Washington-Marion's Boutte shining in transition to offense

By By Troy LaFleur / American Press

Head coach Freddie Harrison had a big task entering the season, finding someone to take over the quarterback position for

the Washington-Marion Charging Indians.

For the previous two years, Harrison

was able to deploy his own version of a two-headed monster. In rushing

situations Melvin

Jones, who doubles as a linebacker and fullback for LSU, would

assume the position. If the Charging Indians needed to throw

the ball they would field Marius Rideaux, who’s serving as the

second-string quarterback at Millsaps College in Jackson, Miss.

With a big question mark at the quarterback position, Harrison and his staff received a blessing when defensive back Quajae

Boutte made the transition to offense shortly before the season began.

“We had two other guys in mind to compete for the starting job in the offseason and Quajae was already a proven starter at

defensive back,” Harrison said. “At first it didn’t seem like we were going to go in that direction, but last minute we as

a staff decided to plug him and that has worked out well for us.”

Following in the footsteps of a pair of collegiate athletes has been no easy task for the junior, but it is one that he has

taken head on.

“I knew it would be a big responsibility coming in and those are some really big shoes to fill, but I think I have done a

great job so far,” Boutte said.

The Charging Indians have struggled to

get into the win column, opening with a 1-3 record, but Harrison said

fault cannot

be laid with the offense, which Boutte has led by completing more

than 50 percent of his passes for 823 yards and six touchdowns.

Most of those passing yards have been to vertical threat Demond

Delahoussaye, who has caught 21 passes for 566 yards and three

touchdowns.

Last week Boutte had his best game of the year, completing 19 of 32 passes for 344 yards and three touchdowns. His 344 yards

were the sixth most thrown by any quarterback in a single game in Louisiana through the first four weeks of the season.

Harrison said Boutte brings the ability to sling the ball as well as Rideaux while remaining efficient in keeping plays alive

with his feet. He may not lead W-M in rushing, but he rarely lets a play end without putting up a fight.

“He does a good job of keeping plays alive when protection is busted,” Harrison said. “He has that uncanny ability to keep

the play alive even when there is nothing there. That is an intangible that you really can’t coach.”

Harrison attributes much of Boutte’s abilities as a passer to his willingness to learn the position and improve himself week

in and week out.

“The good thing about Quajae is that he is very coachable and listens very well,” he said. “There isn’t anything that I have

done to make him great, he just had a knack for the game of football. He is truly a student of the game; he wants to learn

and wants to get better, and those are the types of kids that flourish.”

Possibly the biggest challenge for anyone taking over the role of starting quarterback is accepting the leadership role that

comes with it, but Harrison said it is a transition that Boutte is making easily.

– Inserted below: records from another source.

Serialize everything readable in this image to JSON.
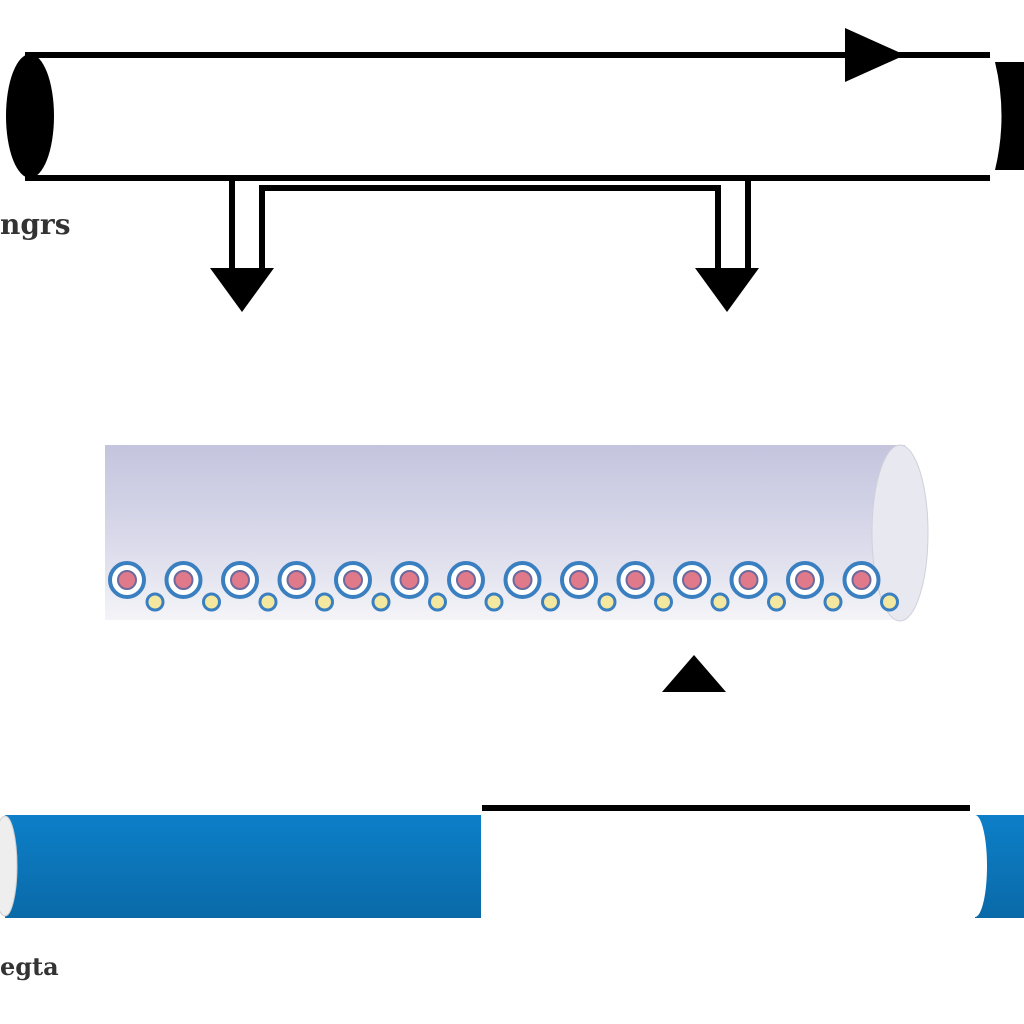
{
  "labels": {
    "top_left": "ngrs",
    "bottom_left": "egta"
  }
}
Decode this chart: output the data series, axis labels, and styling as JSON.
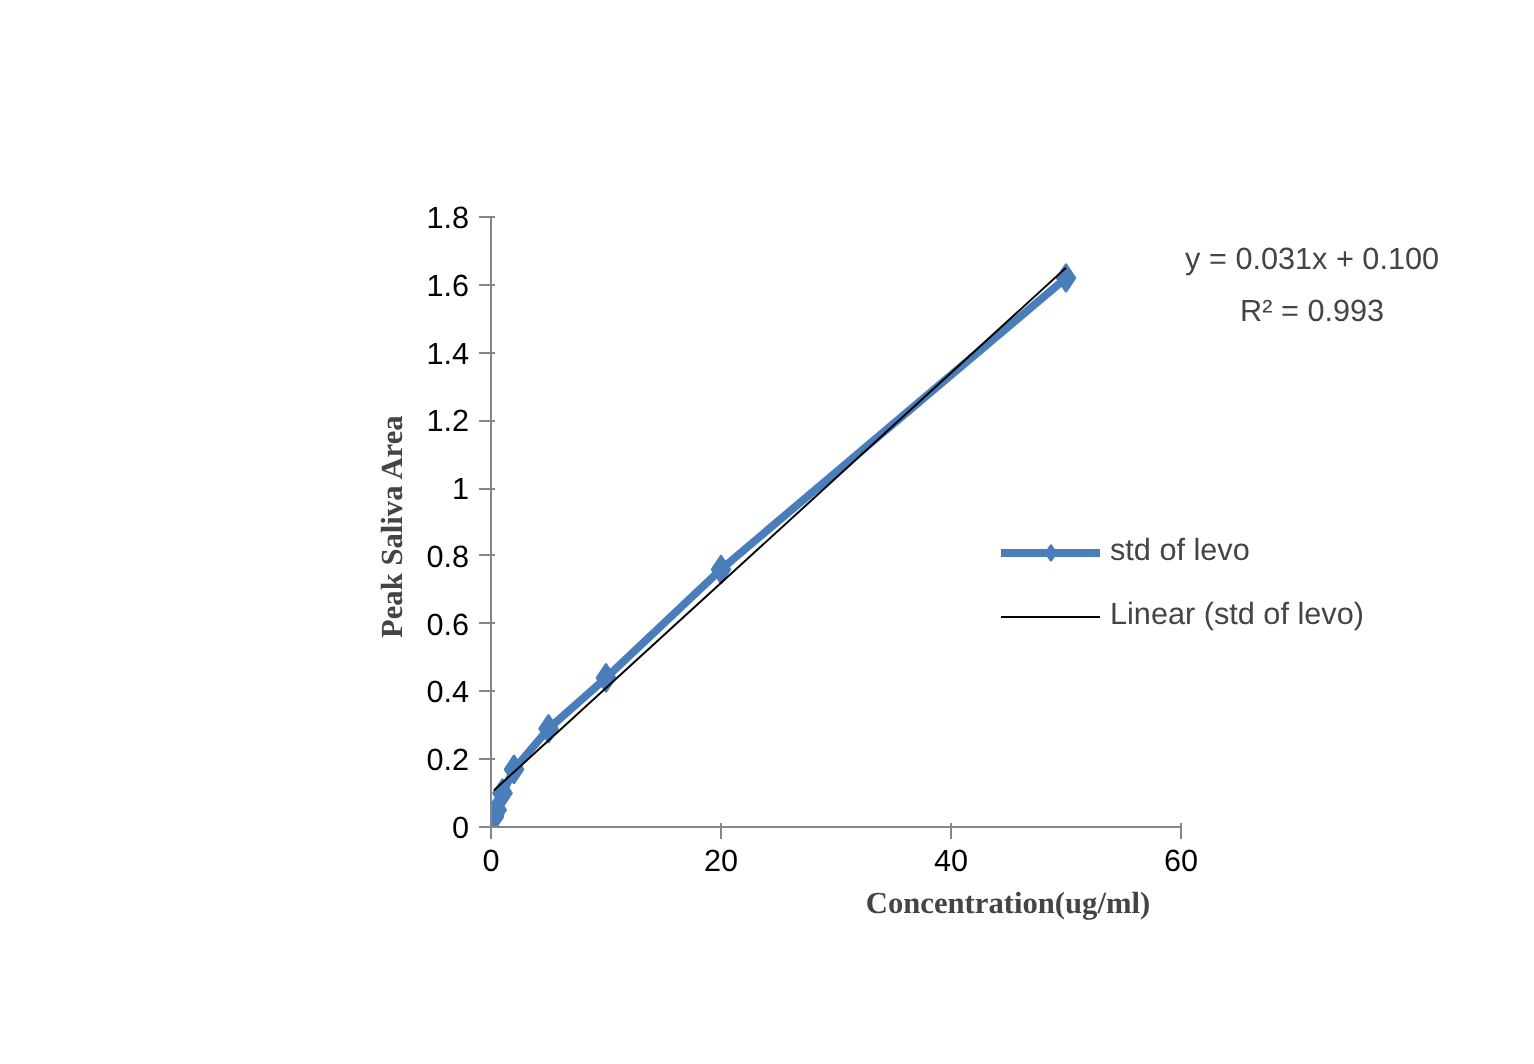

“The kids respect him as a leader, they

have taken well to him,” he said. “He is not silent, he is going to

voice his opinion.

That is what you need at quarterback; you need someone who is

vocal but can remain calm and collected. Quajae is a true field

general.”

Boutte said he is still learning the ropes as the team’s leader, but it is a role he enjoys.

“I’m still friends with everyone, but I know that I have to take my job a lot more seriously than I did when I was on defense,”

Boutte said. “Everyone respects me more than they used to, but we are all working together to win.”

Boutte and the Charging Indians lost their first district game last week in Rayne, but look to begin their quest for a District

4-4A championship Friday night at home against Eunice.

“We are capable of making some big plays, we just have to come together as a unit,” Boutte said. “We aren’t quite there as

a unit yet, but once we are, we are going to roll.”